On the Arduino Mega, the ADC is clocked at F_CPU
/128 =
125 kHz (period = 8 µs). Except for the very first one,
each ADC conversion takes 13 ADC clock cycles, i.e. 104 µs. If
you run analogRead()
in a tight loop, like
for (;;)
analogRead(A0);
the CPU has to do some work in between the conversions, and since the
ADC always starts by waiting for a rising edge of the ADC clock, you
loose at least one full ADC cycle in between the conversions. You then
get one conversion every 14 ADC cycles, which results in a sampling
period of 112 µs, and the corresponding sampling frequency of about
8.93 kHz.
The code you showed does a little bit more than an analogRead()
per
iteration: two digitalRead()
, a test, and a Serial.println()
that
involves a binary to decimal conversion. I am not sure the CPU will be
able to handle all that in a mere 8 µs. You might end up using
15 ADC clock cycles per iteration (13 for the conversion,
2 for the computation), which would result in 120 µs
(8.33 kHz) sampling period. Maybe even more. You will have to test
if you want to know for sure. The sampling period is not even guaranteed
to be constant: the code will take longer to run whenever it's
interrupted by the timer interrupt, which the Arduino core uses for
timekeeping purposes...
All this applies as long as the serial output buffer is not full. Once
you have 64 bytes waiting to be sent, the buffer will be full, and
Serial.println()
will start delaying the output, effectively
throttling down your loop to the speed of the serial connection. C.f.

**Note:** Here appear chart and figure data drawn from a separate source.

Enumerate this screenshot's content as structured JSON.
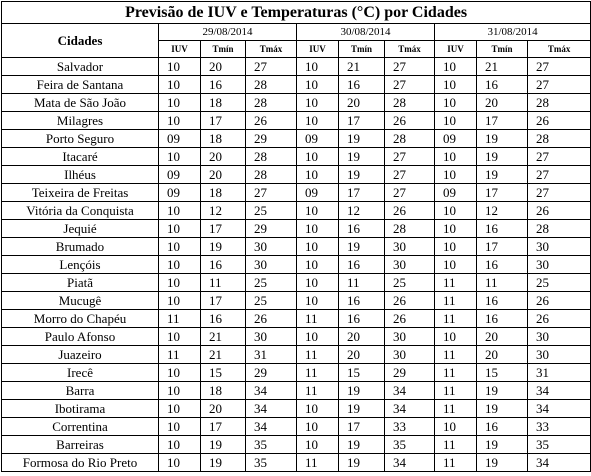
{
  "table": {
    "title": "Previsão de IUV e Temperaturas (°C) por Cidades",
    "city_header": "Cidades",
    "dates": [
      {
        "date": "29/08/2014",
        "columns": [
          "IUV",
          "Tmín",
          "Tmáx"
        ]
      },
      {
        "date": "30/08/2014",
        "columns": [
          "IUV",
          "Tmín",
          "Tmáx"
        ]
      },
      {
        "date": "31/08/2014",
        "columns": [
          "IUV",
          "Tmín",
          "Tmáx"
        ]
      }
    ],
    "rows": [
      [
        "Salvador",
        "10",
        "20",
        "27",
        "10",
        "21",
        "27",
        "10",
        "21",
        "27"
      ],
      [
        "Feira de Santana",
        "10",
        "16",
        "28",
        "10",
        "16",
        "27",
        "10",
        "16",
        "27"
      ],
      [
        "Mata de São João",
        "10",
        "18",
        "28",
        "10",
        "20",
        "28",
        "10",
        "20",
        "28"
      ],
      [
        "Milagres",
        "10",
        "17",
        "26",
        "10",
        "17",
        "26",
        "10",
        "17",
        "26"
      ],
      [
        "Porto Seguro",
        "09",
        "18",
        "29",
        "09",
        "19",
        "28",
        "09",
        "19",
        "28"
      ],
      [
        "Itacaré",
        "10",
        "20",
        "28",
        "10",
        "19",
        "27",
        "10",
        "19",
        "27"
      ],
      [
        "Ilhéus",
        "09",
        "20",
        "28",
        "10",
        "19",
        "27",
        "10",
        "19",
        "27"
      ],
      [
        "Teixeira de Freitas",
        "09",
        "18",
        "27",
        "09",
        "17",
        "27",
        "09",
        "17",
        "27"
      ],
      [
        "Vitória da Conquista",
        "10",
        "12",
        "25",
        "10",
        "12",
        "26",
        "10",
        "12",
        "26"
      ],
      [
        "Jequié",
        "10",
        "17",
        "29",
        "10",
        "16",
        "28",
        "10",
        "16",
        "28"
      ],
      [
        "Brumado",
        "10",
        "19",
        "30",
        "10",
        "19",
        "30",
        "10",
        "17",
        "30"
      ],
      [
        "Lençóis",
        "10",
        "16",
        "30",
        "10",
        "16",
        "30",
        "10",
        "16",
        "30"
      ],
      [
        "Piatã",
        "10",
        "11",
        "25",
        "10",
        "11",
        "25",
        "11",
        "11",
        "25"
      ],
      [
        "Mucugê",
        "10",
        "17",
        "25",
        "10",
        "16",
        "26",
        "11",
        "16",
        "26"
      ],
      [
        "Morro do Chapéu",
        "11",
        "16",
        "26",
        "11",
        "16",
        "26",
        "11",
        "16",
        "26"
      ],
      [
        "Paulo Afonso",
        "10",
        "21",
        "30",
        "10",
        "20",
        "30",
        "10",
        "20",
        "30"
      ],
      [
        "Juazeiro",
        "11",
        "21",
        "31",
        "11",
        "20",
        "30",
        "11",
        "20",
        "30"
      ],
      [
        "Irecê",
        "10",
        "15",
        "29",
        "11",
        "15",
        "29",
        "11",
        "15",
        "31"
      ],
      [
        "Barra",
        "10",
        "18",
        "34",
        "11",
        "19",
        "34",
        "11",
        "19",
        "34"
      ],
      [
        "Ibotirama",
        "10",
        "20",
        "34",
        "10",
        "19",
        "34",
        "11",
        "19",
        "34"
      ],
      [
        "Correntina",
        "10",
        "17",
        "34",
        "10",
        "17",
        "33",
        "10",
        "16",
        "33"
      ],
      [
        "Barreiras",
        "10",
        "19",
        "35",
        "10",
        "19",
        "35",
        "11",
        "19",
        "35"
      ],
      [
        "Formosa do Rio Preto",
        "10",
        "19",
        "35",
        "11",
        "19",
        "34",
        "11",
        "19",
        "34"
      ]
    ]
  }
}
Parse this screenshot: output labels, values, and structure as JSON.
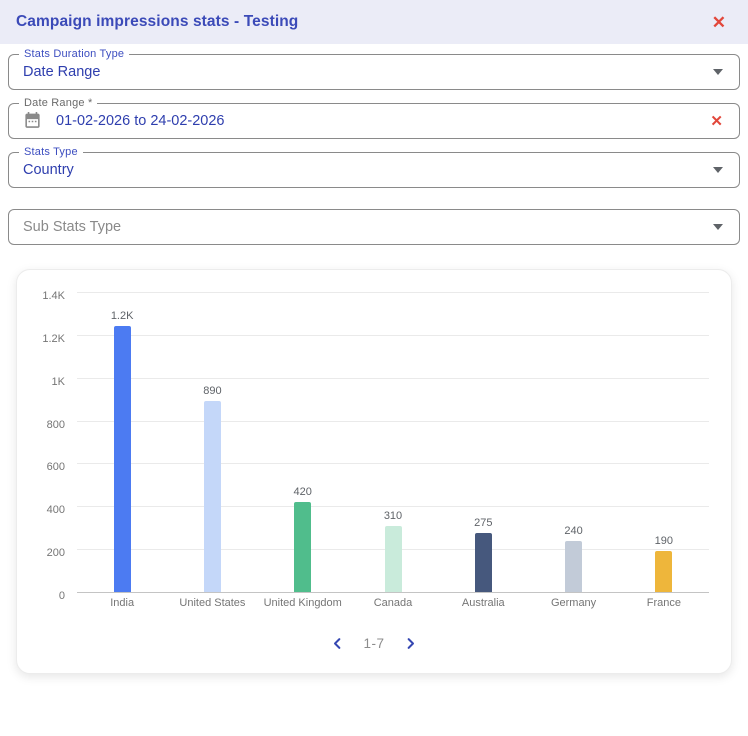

the busybee's answer for the details. Note that the sampling period is
still not constant, as sending a 1-to-4-digit number through the serial
port can take anywhere between 3.125 and 6.25 ms.
If you want a constant sampling period, you have to take control over
the timing yourself. A straightforward example would be:
const uint32_t SAMPLING_PERIOD = 6500; // 6.5 ms
void loop() {
static uint32_t last_sample;
if (micros() - last_sample >= SAMPLING_PERIOD) {
last_sample += SAMPLING_PERIOD;
Serial.println(analogRead(A0));
}
}
You could go faster with a higher baud rate, but you have to always keep
SAMPLING_PERIOD
consistent with your chosen baud rate. The code above
will still produce some jitter in the sampling, mostly due to the timer
interrupt. If this is not acceptable for your application, you will have
to read the datasheet of the microcontroller and learn how to set the
ADC to be “auto-triggered” from a timer.